Anti Wage-Slavery, Pro-Freedom Quotations Of The Week 725-726

A faltering economy explains much of the job shortage in America, but advancing technology has sharply magnified the effect, more so than is generally understood, according to two researchers at the Massachusetts Institute of Technology.
The automation of more and more work once done by humans is the central theme of “Race Against the Machine,” an e-book to be published on Monday.
“Many workers, in short, are losing the race against the machine,” the authors write.
Erik Brynjolfsson…  and Andrew McAfee, authors of “Race Against the Machine,” argue in their e-book that technological advancements are outpacing the human worker.
The authors are not the only ones recently to point to the job fallout from technology. In the current issue of the McKinsey Quarterly, W. Brian Arthur, an external professor at the Santa Fe Institute, warns that technology is quickly taking over service jobs, following the waves of automation of farm and factory work. “This last repository of jobs is shrinking — fewer of us in the future may have white-collar business process jobs — and we have a problem,” Mr. Arthur writes.

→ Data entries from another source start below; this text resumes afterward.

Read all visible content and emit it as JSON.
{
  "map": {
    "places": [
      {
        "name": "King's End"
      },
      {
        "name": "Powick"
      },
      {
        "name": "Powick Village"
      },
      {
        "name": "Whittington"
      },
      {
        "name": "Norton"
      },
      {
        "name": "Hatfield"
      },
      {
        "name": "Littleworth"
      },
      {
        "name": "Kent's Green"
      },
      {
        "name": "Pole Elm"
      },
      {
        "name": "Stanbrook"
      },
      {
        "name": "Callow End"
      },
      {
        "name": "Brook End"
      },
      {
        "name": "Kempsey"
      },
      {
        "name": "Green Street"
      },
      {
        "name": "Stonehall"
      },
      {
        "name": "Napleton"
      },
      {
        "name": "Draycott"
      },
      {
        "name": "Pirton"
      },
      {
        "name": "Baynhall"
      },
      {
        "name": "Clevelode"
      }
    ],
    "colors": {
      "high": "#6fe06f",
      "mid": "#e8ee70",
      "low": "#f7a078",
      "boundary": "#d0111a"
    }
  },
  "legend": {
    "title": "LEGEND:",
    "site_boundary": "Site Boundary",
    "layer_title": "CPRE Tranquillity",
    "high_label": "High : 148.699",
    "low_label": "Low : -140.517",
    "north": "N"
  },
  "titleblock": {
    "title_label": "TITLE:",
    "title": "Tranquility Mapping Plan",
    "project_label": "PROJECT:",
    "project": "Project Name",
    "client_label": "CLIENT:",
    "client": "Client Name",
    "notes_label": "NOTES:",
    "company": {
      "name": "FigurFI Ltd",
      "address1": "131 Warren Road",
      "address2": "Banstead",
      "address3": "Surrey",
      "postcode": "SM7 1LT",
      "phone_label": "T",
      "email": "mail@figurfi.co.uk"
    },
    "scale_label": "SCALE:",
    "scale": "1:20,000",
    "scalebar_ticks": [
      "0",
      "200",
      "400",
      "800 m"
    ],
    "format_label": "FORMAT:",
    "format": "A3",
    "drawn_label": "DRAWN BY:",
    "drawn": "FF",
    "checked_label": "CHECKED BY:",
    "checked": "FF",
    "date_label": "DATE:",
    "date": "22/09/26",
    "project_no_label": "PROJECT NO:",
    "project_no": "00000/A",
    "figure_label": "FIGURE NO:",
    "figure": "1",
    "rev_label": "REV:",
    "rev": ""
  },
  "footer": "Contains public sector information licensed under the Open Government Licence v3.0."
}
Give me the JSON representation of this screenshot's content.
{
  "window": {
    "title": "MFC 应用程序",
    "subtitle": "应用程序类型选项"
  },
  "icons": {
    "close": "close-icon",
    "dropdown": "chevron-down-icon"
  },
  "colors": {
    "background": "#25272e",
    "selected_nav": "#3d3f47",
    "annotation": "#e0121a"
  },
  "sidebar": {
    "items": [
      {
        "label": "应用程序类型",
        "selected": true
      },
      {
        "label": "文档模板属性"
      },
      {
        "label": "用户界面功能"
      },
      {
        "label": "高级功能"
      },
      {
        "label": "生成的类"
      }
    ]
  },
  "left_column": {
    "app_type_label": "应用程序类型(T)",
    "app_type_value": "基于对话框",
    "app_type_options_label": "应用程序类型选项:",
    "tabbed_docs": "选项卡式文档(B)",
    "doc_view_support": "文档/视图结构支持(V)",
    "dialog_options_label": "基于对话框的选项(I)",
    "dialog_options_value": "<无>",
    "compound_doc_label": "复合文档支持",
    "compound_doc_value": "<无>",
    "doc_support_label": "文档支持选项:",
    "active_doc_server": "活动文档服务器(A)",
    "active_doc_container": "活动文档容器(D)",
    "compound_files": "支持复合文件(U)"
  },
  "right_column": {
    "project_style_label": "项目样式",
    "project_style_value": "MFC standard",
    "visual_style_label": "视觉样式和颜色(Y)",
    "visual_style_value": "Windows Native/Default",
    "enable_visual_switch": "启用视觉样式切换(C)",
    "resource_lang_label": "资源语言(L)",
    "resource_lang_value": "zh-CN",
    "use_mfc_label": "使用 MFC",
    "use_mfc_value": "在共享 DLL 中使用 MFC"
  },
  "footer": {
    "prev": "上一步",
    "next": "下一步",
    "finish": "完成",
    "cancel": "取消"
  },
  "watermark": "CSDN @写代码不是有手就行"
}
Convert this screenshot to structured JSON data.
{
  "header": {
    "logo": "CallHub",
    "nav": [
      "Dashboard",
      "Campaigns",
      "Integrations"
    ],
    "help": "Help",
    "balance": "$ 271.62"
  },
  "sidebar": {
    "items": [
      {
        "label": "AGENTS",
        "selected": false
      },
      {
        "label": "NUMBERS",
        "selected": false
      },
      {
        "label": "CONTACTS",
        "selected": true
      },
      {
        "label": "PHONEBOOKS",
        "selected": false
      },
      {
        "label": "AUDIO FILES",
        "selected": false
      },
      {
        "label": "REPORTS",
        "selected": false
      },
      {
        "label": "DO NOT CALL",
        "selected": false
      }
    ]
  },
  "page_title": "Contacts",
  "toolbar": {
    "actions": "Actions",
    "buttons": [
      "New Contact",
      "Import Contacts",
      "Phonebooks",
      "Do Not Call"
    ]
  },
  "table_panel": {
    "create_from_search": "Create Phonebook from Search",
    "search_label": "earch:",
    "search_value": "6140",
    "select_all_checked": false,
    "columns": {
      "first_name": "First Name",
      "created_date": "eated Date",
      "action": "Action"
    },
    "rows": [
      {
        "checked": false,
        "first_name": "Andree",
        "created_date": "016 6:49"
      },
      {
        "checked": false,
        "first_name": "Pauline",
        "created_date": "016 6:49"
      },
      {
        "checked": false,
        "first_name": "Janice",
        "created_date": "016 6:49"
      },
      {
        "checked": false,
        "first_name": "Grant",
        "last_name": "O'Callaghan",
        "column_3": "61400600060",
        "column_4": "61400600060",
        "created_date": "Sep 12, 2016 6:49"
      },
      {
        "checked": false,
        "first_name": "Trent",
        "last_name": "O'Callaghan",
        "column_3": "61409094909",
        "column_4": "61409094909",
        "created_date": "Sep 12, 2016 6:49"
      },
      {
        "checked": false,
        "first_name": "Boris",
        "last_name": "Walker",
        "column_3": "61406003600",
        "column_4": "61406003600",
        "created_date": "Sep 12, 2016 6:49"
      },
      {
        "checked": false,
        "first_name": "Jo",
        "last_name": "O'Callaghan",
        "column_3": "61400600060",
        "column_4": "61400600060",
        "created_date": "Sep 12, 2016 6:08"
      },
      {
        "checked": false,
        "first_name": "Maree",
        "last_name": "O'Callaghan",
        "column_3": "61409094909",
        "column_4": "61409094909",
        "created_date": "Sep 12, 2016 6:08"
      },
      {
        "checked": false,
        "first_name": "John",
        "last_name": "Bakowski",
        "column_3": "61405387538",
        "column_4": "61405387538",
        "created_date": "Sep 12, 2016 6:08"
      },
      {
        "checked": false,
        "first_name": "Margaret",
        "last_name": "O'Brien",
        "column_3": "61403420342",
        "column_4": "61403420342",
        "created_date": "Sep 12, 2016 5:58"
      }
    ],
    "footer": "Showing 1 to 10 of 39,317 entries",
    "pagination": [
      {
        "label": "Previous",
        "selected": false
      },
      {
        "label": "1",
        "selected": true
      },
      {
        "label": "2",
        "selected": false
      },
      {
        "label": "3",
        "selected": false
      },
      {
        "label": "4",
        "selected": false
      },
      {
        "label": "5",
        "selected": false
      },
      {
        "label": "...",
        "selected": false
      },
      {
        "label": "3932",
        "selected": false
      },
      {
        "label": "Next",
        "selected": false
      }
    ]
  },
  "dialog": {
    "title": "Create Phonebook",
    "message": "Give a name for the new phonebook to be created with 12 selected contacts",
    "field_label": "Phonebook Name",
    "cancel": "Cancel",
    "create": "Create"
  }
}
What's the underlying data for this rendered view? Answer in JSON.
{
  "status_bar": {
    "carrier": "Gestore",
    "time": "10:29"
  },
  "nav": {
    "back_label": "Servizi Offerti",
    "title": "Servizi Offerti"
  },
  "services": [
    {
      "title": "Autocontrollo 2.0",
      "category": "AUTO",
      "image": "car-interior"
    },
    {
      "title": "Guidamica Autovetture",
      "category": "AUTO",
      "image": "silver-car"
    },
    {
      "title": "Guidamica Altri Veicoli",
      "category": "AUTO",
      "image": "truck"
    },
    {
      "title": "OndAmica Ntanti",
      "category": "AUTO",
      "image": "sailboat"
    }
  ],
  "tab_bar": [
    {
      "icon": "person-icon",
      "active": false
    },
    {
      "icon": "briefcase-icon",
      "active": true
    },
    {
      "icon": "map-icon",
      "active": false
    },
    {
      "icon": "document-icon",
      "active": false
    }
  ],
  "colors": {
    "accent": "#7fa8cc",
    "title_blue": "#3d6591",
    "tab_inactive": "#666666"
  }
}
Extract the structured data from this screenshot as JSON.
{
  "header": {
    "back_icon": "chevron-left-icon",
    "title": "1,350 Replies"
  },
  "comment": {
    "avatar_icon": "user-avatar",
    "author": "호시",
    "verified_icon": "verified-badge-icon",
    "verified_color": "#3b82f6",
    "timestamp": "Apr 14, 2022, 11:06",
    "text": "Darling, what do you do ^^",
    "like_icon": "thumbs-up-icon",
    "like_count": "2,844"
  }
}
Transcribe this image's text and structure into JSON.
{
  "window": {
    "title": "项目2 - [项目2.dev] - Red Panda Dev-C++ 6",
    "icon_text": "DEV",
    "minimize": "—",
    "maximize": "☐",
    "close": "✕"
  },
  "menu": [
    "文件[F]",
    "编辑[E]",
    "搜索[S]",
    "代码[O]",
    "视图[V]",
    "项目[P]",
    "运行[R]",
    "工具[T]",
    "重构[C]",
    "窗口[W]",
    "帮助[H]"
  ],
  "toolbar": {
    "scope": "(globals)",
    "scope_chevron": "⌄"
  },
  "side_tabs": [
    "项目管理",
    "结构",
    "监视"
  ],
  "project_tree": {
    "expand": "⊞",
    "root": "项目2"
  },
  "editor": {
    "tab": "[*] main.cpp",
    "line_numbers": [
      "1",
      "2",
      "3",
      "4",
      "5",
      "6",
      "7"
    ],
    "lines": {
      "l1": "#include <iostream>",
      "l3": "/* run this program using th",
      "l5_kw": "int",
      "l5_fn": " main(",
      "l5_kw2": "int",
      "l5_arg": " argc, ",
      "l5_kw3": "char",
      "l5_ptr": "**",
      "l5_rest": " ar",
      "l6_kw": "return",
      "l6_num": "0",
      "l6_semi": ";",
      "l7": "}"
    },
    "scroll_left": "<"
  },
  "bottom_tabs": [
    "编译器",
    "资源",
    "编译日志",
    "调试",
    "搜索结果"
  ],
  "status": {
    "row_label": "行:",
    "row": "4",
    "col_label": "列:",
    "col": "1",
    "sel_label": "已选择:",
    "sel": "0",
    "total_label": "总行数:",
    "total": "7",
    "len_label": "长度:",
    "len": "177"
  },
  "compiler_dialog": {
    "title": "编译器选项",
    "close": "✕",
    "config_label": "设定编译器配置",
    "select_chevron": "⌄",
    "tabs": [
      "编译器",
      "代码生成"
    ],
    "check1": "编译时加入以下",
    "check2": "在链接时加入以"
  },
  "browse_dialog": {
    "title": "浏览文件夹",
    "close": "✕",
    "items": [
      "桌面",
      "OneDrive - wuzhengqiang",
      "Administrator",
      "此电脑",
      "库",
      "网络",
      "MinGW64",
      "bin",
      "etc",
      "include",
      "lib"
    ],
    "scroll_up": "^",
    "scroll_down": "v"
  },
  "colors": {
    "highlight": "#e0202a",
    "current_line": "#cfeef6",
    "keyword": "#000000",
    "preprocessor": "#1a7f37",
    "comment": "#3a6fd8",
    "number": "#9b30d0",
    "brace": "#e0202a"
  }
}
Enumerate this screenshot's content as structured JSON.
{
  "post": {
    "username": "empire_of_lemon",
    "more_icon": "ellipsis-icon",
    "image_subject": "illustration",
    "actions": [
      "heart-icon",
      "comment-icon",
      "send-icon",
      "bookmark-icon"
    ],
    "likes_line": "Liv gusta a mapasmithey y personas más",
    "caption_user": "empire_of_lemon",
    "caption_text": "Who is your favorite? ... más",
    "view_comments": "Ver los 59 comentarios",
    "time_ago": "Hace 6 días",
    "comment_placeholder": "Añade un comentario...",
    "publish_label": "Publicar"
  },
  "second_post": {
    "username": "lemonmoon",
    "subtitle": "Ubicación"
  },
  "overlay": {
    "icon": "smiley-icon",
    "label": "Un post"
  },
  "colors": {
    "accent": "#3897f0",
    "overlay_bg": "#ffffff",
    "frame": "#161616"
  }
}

More Jobs Predicted for Machines, Not People
By STEVE LOHR
New York Times
Published: October 23, 2011



Whereas before the problem of identity had been one of meagreness and poverty, it has now become the problem of abundance and superfluity. We are individually overwhelmed by corporate  consciousness and by the inclusive experience of mankind both past and present.  It would be a cosmic irony if men [sic] proved unable to cope with abundance and riches in both the economic and psychic order.  It is not likely to happen.  The most persistent habits of penury are bound to yield before the onslaught of largesse and abundant life.